You might notice that occurrences of the binder in the first "local a" statement are in functions called yesX(), whereas globals and occurrences of other locals are in functions called noX(). This will help checking that scoping tests below work correctly.
Filtering the occurrences of a given binder
is_bound_by(binder) returns a predicate, which in turns returns true if its argument is an occurrence of the binder `Id{ } passed as argument.
Example
M> b = Q(ast) :filter(Q.is_binder) :list() [1]
M> =Q(ast) :filter(Q.is_bound_by(b)) :foreach(|_,parent| table.print(parent))
`Call{ `Id "yes1", `Id "a" }
`Call{ `Id "yes2", `Id "a" }
`Call{ `Id "yes3", `Id "a" }
`Call{ `Id "yes4", `Id "a" }
M>
From now on, the first binder is called b. It will be reused in the next examples.

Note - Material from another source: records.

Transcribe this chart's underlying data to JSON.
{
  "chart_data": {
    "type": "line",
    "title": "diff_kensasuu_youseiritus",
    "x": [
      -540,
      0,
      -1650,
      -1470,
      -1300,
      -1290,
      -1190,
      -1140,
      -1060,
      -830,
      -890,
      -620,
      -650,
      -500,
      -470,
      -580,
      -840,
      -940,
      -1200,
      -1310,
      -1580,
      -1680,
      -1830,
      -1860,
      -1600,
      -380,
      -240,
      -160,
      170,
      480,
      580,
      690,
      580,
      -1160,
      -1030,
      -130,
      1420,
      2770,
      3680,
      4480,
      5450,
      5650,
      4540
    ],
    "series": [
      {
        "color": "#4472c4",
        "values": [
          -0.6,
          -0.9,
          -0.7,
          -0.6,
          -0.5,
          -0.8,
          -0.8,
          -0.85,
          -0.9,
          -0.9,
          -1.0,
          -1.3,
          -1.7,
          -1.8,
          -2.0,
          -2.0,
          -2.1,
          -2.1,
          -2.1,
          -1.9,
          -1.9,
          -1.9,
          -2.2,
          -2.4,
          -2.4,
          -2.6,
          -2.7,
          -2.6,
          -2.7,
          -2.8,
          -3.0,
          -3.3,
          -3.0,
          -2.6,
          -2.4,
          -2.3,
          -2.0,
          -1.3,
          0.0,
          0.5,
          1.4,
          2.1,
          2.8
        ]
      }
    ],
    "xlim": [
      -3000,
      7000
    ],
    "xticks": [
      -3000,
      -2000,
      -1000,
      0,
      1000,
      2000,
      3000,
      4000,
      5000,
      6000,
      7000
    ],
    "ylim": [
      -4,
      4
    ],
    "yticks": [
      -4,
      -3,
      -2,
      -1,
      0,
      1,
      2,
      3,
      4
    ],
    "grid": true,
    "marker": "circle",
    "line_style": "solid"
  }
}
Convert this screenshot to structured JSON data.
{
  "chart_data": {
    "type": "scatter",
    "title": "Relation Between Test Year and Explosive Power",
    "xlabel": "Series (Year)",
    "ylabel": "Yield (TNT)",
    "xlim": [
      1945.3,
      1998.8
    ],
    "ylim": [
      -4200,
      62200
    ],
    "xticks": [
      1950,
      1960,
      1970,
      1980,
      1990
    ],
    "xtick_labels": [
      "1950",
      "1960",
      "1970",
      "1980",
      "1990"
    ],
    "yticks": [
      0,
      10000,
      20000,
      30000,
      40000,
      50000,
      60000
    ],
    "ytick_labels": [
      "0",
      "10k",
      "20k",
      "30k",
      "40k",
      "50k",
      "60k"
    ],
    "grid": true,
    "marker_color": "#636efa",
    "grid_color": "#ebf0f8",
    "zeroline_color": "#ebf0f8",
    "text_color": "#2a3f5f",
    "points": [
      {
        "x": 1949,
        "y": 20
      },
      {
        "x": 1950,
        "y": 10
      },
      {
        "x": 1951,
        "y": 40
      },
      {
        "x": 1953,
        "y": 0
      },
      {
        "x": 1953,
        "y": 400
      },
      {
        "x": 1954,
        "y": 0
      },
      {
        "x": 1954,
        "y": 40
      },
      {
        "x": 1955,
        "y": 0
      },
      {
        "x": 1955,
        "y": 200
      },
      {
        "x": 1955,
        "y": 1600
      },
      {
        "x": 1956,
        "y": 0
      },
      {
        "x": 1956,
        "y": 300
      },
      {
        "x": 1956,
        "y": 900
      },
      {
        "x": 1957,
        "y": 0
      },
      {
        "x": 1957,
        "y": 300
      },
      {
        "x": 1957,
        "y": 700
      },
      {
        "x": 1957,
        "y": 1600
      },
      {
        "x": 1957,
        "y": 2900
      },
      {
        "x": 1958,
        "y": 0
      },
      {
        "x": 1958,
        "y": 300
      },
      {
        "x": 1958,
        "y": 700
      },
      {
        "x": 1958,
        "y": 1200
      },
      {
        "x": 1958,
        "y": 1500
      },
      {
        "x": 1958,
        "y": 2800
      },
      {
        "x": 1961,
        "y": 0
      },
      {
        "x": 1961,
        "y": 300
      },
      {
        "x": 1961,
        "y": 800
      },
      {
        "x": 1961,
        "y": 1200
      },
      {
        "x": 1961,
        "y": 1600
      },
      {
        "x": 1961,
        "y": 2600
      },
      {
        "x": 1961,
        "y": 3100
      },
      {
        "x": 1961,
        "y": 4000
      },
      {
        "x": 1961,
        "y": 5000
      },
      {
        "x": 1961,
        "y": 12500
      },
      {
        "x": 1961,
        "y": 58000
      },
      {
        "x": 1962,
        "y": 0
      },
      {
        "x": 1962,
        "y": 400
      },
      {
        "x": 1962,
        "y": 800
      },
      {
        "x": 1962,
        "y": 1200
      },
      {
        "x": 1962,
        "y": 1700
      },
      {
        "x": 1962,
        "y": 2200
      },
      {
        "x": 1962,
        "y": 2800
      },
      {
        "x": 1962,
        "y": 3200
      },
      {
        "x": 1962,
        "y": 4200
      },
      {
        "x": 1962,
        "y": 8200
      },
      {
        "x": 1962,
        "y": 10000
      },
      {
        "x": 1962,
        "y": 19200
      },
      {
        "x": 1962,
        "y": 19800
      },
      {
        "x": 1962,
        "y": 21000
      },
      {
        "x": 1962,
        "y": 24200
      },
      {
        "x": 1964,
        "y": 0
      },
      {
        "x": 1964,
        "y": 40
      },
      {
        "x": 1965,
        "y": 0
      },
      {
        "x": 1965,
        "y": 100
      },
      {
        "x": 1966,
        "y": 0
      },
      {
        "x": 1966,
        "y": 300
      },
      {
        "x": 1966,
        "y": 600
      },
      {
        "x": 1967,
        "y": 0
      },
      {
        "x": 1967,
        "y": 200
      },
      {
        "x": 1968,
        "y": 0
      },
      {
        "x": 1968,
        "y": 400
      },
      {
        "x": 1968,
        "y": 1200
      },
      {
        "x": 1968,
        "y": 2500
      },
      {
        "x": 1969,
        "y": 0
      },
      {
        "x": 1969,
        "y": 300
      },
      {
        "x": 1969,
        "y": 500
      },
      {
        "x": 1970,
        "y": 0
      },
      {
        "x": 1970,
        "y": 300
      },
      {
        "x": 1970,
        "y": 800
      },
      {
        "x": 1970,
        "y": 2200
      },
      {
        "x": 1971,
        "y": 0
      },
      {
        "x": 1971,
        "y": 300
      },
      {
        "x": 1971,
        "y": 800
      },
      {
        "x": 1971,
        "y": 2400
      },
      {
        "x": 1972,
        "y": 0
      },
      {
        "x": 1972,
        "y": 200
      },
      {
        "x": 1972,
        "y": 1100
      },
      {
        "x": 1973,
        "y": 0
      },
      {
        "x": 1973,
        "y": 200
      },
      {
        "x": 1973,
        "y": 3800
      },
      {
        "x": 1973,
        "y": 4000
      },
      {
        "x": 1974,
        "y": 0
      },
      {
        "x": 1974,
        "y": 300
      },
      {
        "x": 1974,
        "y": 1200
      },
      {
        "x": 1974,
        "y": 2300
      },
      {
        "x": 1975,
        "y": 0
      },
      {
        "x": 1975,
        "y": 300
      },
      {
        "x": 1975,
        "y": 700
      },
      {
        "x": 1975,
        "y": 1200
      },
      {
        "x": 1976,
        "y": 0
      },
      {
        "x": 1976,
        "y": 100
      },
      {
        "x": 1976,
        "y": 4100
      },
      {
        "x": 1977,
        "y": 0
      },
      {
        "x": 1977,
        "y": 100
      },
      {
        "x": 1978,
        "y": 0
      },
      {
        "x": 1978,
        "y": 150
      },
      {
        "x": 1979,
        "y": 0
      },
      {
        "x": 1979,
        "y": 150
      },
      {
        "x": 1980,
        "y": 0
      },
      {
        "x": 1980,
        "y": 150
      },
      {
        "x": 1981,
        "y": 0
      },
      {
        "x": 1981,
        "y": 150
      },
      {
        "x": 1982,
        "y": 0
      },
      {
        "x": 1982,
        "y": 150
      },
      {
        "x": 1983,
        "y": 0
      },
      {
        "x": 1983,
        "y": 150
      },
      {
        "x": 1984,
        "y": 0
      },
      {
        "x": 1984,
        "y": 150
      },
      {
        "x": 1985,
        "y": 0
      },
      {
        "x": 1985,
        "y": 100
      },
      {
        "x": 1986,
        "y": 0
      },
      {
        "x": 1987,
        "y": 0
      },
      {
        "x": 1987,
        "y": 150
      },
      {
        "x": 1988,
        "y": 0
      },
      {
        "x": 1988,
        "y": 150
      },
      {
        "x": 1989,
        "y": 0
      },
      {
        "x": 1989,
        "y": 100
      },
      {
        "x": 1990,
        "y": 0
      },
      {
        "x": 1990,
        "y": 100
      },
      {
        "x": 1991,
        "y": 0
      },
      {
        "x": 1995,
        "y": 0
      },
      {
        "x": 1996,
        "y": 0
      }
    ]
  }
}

Retrieving the binder of a given occurrence
binder(occ) returns the binder associated with a given occurrence, or nil in other case (if the argument isn't a local variable)).
This function is tricky, because it is non-local and makes sense out of a query. It relies on a weak table, which keeps track of discovered occurrence/binder relationships until one of the nodes becomes collectible. It means that it won't work on a node which has never been through a query.
An alternative would be binder(occurrence, root_node), which would walk through root_node in o(n). It's conceptually more sound, but asymptotically longer. Also, it would allow to check for variable openness in a given, limited context (useful to move code around in a sound way, e.g. to implement "extract method" refactorings in a sound way). Finally, there's no risk to return garbage if ASTs are modified between queries. To sum up, if I follow my own advice given to David:
I wrote and self-quoted:
Finding is up to treequery, caching is up to the user.
This function is flimsy and untrustworthy because it relies on caching, and can't guarantee cache consistency. The more I think of it, the more I'm convinced I should implement the proper, slower version. It seems easy for users to cache stuff or treat them in parallel whenever needed.
Example
M> require 'metalua.ast_to_string'
M> Q(ast) :filter('Id') :filter(|_,id| id[1]=='a') :foreach(function(node,parent)
printf("parent: %s; binder: %s; is first? %s",
ast_to_string(parent),
table.tostring(Q.binder(node)),
Q.binder(node)==b and "yes" or "no")
end)
parent: no1 (a); binder: nil; is first? no
parent: local a; binder: nil; is first? no
parent: yes1 (a); binder: `Id "a"; is first? yes
parent: yes2 (a); binder: `Id "a"; is first? yes
parent: yes3 (a); binder: `Id "a"; is first? yes
parent: local a = yes3 (a); binder: nil; is first? no
parent: no2 (a); binder: `Id "a"; is first? no
parent: yes4 (a); binder: `Id "a"; is first? yes
parent: local a; binder: nil; is first? no
parent: no3 (a); binder: `Id "a"; is first? no
The 6th result might look wrong at first sight: in "local a=yes3(a)", the a parameter is an instance of the first "a" binder, so we would expect "is first? yes". But that's what the 5th result is about. the 6th result is about the left-hand-side a, the binder. Since it's a binder, it's obviously not bound by any other binder.
This exposes a peculiarity of the walker's traversal order: when walking through "local a=b", b will be visited before a. That's because this order is compliant both with sane scoping rules, and with the execution order: first b is computed, then it is stored into a, which is added to the scope.
Next steps
- rewriting treequery.binder() in a sound way.
- checking that the sound way is an acceptable substitute to the current one.
- implement a conditional :map() functor (more about this in a later post).
- testing those scope-aware services more thoroughly, this is something easy to get subtly wrong.